Charles Sanders Peirce a théorisé l’expérience humaine dans une philosophie ternaire, la sémiotique. En particulier il décrit un signe comme un rapport triadique entre un representamen ( ce qui représente quelque chose) , un objet ( ce qui est représenté), un interprétant ( ce qui relie les deux premiers). La mise en rapport de ces trois éléments est appelée processus sémiotique. Un signe « fait sens » parce qu’il pointe vers quelque chose pour quelqu’un. Mais toute association ne constitue pas un signe. La madeleine de Proust lui fait signe et son enfance resurgit subitement. Elle renvoie à un souvenir, à des sensations. La madeleine est vécue subjectivement par l’auteur de « la Recherche » comme un miraculeux anéantissement du temps, un retour à Combray. L’association de la madeleine et de la scène passée est chargée d’une intense émotion que ne ressentirait pas le chaland dans la rue à qui on distribuerait le même biscuit même si on lui projetait la scène sur écran. Il s’agit donc d’un signe « privé », propre à Proust. Le signe, tel qu’on l’entend habituellement propose un « représentamen » codifié, normé, doté d’une signification rigide, un sens obligé, tel que tous les interprétants y associent le même objet, comme une lettre de l’alphabet , un mot, un panneau « céder le passage ». Il harponne notre conscience et la pose sur les rails du signifié. Il possède donc un sens appris, apprentissage nécessaire puisque le signifiant, en particulier le signifiant linguistique, présente une forme d’arbitraire comme l’a énoncé Saussure dans son « Cours de Linguistique Générale »:


« Le lien unissant le signifiant au signifié est arbitraire, ou encore, puisque nous entendons par signe le total résultant de l'association d'un signifiant à un signifié, nous pouvons dire plus simplement : le signe linguistique est arbitraire. »


Un panneau routier « virage dangereux » représente bien une forme de virage mais le mot « virage » et sa représentation sonore n’a absolument rien à voir avec la réalité qu’il référence, le nombre des langues sur terre d’ailleurs en témoigne ( « turn » en anglais , « drehen » en allemand...).

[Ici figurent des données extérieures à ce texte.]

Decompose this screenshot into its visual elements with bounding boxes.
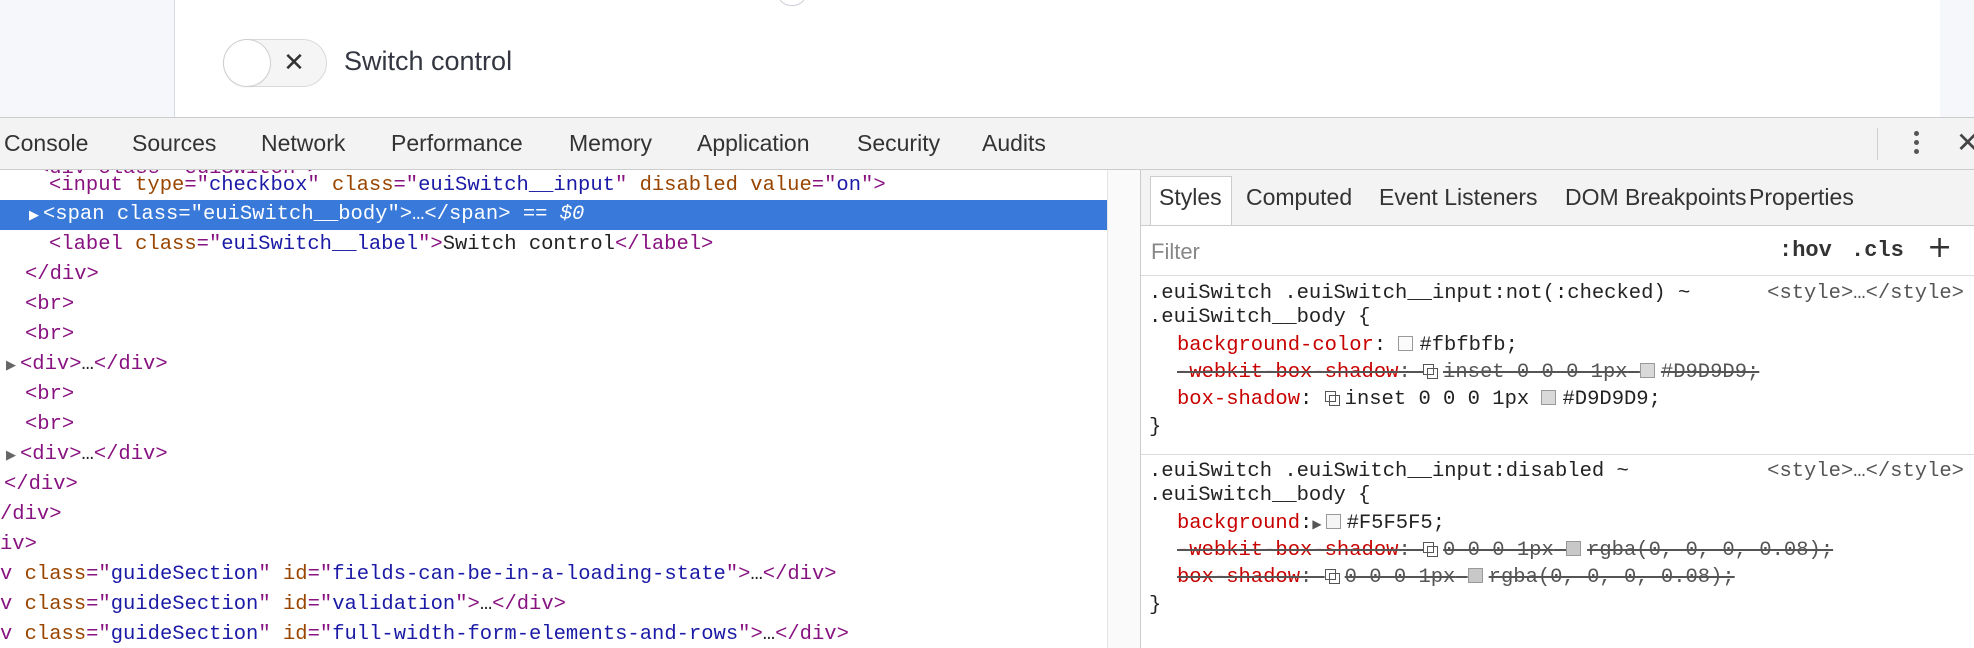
dom-line[interactable]: </div> [0, 260, 1107, 290]
rule-source-link[interactable]: <style>…</style> [1767, 460, 1964, 483]
tab-sources[interactable]: Sources [132, 130, 216, 157]
expand-triangle-icon[interactable]: ▶ [1312, 511, 1321, 538]
shadow-editor-icon[interactable] [1324, 569, 1340, 584]
switch-control[interactable]: ✕ [224, 40, 326, 86]
tab-computed[interactable]: Computed [1246, 184, 1352, 211]
styles-sidebar: Styles Computed Event Listeners DOM Brea… [1141, 170, 1974, 648]
tab-event-listeners[interactable]: Event Listeners [1379, 184, 1538, 211]
rule-selector-line2: .euiSwitch__body { [1149, 484, 1371, 507]
tab-divider [1877, 128, 1878, 160]
tab-properties[interactable]: Properties [1749, 184, 1854, 211]
new-rule-plus-icon[interactable]: + [1927, 230, 1952, 265]
partial-knob [779, 0, 805, 6]
elements-scrollbar[interactable] [1107, 170, 1141, 648]
dom-line[interactable]: iv> [0, 530, 1107, 560]
filter-bar: :hov .cls + [1141, 226, 1974, 276]
tab-application[interactable]: Application [697, 130, 810, 157]
selected-ref: == $0 [522, 203, 585, 226]
dom-line-selected[interactable]: ▶ <span class="euiSwitch__body">…</span> … [0, 200, 1107, 230]
tab-performance[interactable]: Performance [391, 130, 523, 157]
vertical-dots-icon[interactable] [1906, 127, 1926, 161]
class-toggle-button[interactable]: .cls [1851, 238, 1904, 263]
close-icon: ✕ [283, 48, 305, 78]
switch-knob [224, 40, 270, 86]
dom-line[interactable]: <br> [0, 410, 1107, 440]
shadow-editor-icon[interactable] [1324, 391, 1340, 406]
rule-selector-line1: .euiSwitch .euiSwitch__input:disabled ~ [1149, 460, 1629, 483]
expand-triangle-icon[interactable]: ▶ [6, 351, 20, 381]
rule-selector-line1: .euiSwitch .euiSwitch__input:not(:checke… [1149, 282, 1691, 305]
color-swatch-icon[interactable] [1639, 363, 1655, 378]
preview-scrollbar[interactable] [1940, 0, 1974, 117]
color-swatch-icon[interactable] [1398, 336, 1414, 351]
page-preview: ✕ Switch control [0, 0, 1974, 117]
css-declaration-overridden[interactable]: -webkit-box-shadow: 0 0 0 1px rgba(0, 0,… [1177, 537, 1833, 564]
elements-panel: <div class="euiSwitch"> <input type="che… [0, 170, 1107, 648]
css-declaration[interactable]: background-color: #fbfbfb; [1177, 332, 1518, 359]
dom-line[interactable]: <label class="euiSwitch__label">Switch c… [0, 230, 1107, 260]
expand-triangle-icon[interactable]: ▶ [6, 441, 20, 471]
css-declaration-overridden[interactable]: -webkit-box-shadow: inset 0 0 0 1px #D9D… [1177, 359, 1759, 386]
rule-source-link[interactable]: <style>…</style> [1767, 282, 1964, 305]
dom-line[interactable]: /div> [0, 500, 1107, 530]
tab-styles[interactable]: Styles [1159, 184, 1222, 211]
dom-line[interactable]: ▶ <div>…</div> [0, 350, 1107, 380]
color-swatch-icon[interactable] [1467, 568, 1483, 583]
style-rule: .euiSwitch .euiSwitch__input:not(:checke… [1141, 276, 1974, 455]
switch-label[interactable]: Switch control [344, 46, 512, 77]
hover-state-button[interactable]: :hov [1779, 238, 1832, 263]
expand-triangle-icon[interactable]: ▶ [29, 201, 43, 231]
tab-memory[interactable]: Memory [569, 130, 652, 157]
dom-line[interactable]: <br> [0, 380, 1107, 410]
tab-security[interactable]: Security [857, 130, 940, 157]
dom-line[interactable]: <input type="checkbox" class="euiSwitch_… [0, 171, 1107, 201]
sidebar-tabbar: Styles Computed Event Listeners DOM Brea… [1141, 170, 1974, 226]
css-declaration-overridden[interactable]: box-shadow: 0 0 0 1px rgba(0, 0, 0, 0.08… [1177, 564, 1735, 591]
rule-close-brace: } [1149, 416, 1162, 439]
styles-filter-input[interactable] [1149, 236, 1713, 268]
devtools-tabbar: Console Sources Network Performance Memo… [0, 117, 1974, 170]
tab-dom-breakpoints[interactable]: DOM Breakpoints [1565, 184, 1747, 211]
dom-line[interactable]: v class="guideSection" id="validation">…… [0, 590, 1107, 620]
style-rule: .euiSwitch .euiSwitch__input:disabled ~ … [1141, 454, 1974, 648]
shadow-editor-icon[interactable] [1423, 542, 1439, 557]
css-declaration[interactable]: background:▶ #F5F5F5; [1177, 510, 1445, 537]
dom-line[interactable]: v class="guideSection" id="fields-can-be… [0, 560, 1107, 590]
rule-close-brace: } [1149, 594, 1162, 617]
css-declaration[interactable]: box-shadow: inset 0 0 0 1px #D9D9D9; [1177, 386, 1661, 413]
close-devtools-icon[interactable]: ✕ [1956, 126, 1974, 159]
tab-audits[interactable]: Audits [982, 130, 1046, 157]
color-swatch-icon[interactable] [1566, 541, 1582, 556]
rule-selector-line2: .euiSwitch__body { [1149, 306, 1371, 329]
color-swatch-icon[interactable] [1325, 514, 1341, 529]
dom-line[interactable]: </div> [0, 470, 1107, 500]
dom-line[interactable]: v class="guideSection" id="full-width-fo… [0, 620, 1107, 648]
dom-line[interactable]: ▶ <div>…</div> [0, 440, 1107, 470]
dom-line[interactable]: <br> [0, 320, 1107, 350]
tab-network[interactable]: Network [261, 130, 345, 157]
tab-console[interactable]: Console [4, 130, 88, 157]
dom-line[interactable]: <br> [0, 290, 1107, 320]
shadow-editor-icon[interactable] [1423, 364, 1439, 379]
color-swatch-icon[interactable] [1541, 390, 1557, 405]
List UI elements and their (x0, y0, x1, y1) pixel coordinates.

Un son ou une forme scripturale quelconque ont donc la capacité de véhiculer une signification partagée par une communauté de locuteur par l’intermédiaire d’un signifiant arbitraire. Mais le sens n’est pas seulement véhiculé par les signes. La langue ou les panneaux sont destinés à véhiculer un sens partagé, donc quasi «objectif », qui survit même à une société, une époque. En revanche lorsque nous percevons un évènement ou nous rappelons un souvenir, le sens que nous y trouvons dépend uniquement de nous même.


Un regard lourd de sens


On parle par exemple d’un « regard lourd de sens » sous entendant qu’il est facile de deviner les pensées de la personne à qui appartient ce regard. Dans ce cas, conformément à la sémiotique de Peirce, le « représentamen » est donc le regard, « l’objet » est identifié à la pensée et « l’interprétant » celui qui parle. Mais rien n’est clair dans ce sens « lourd », tout au plus s’accorde-t-on sur le fait qu’un regard « lourd de sens » invoque une intention suffisamment puissante pour être comprise sans nécessiter l’apport du langage.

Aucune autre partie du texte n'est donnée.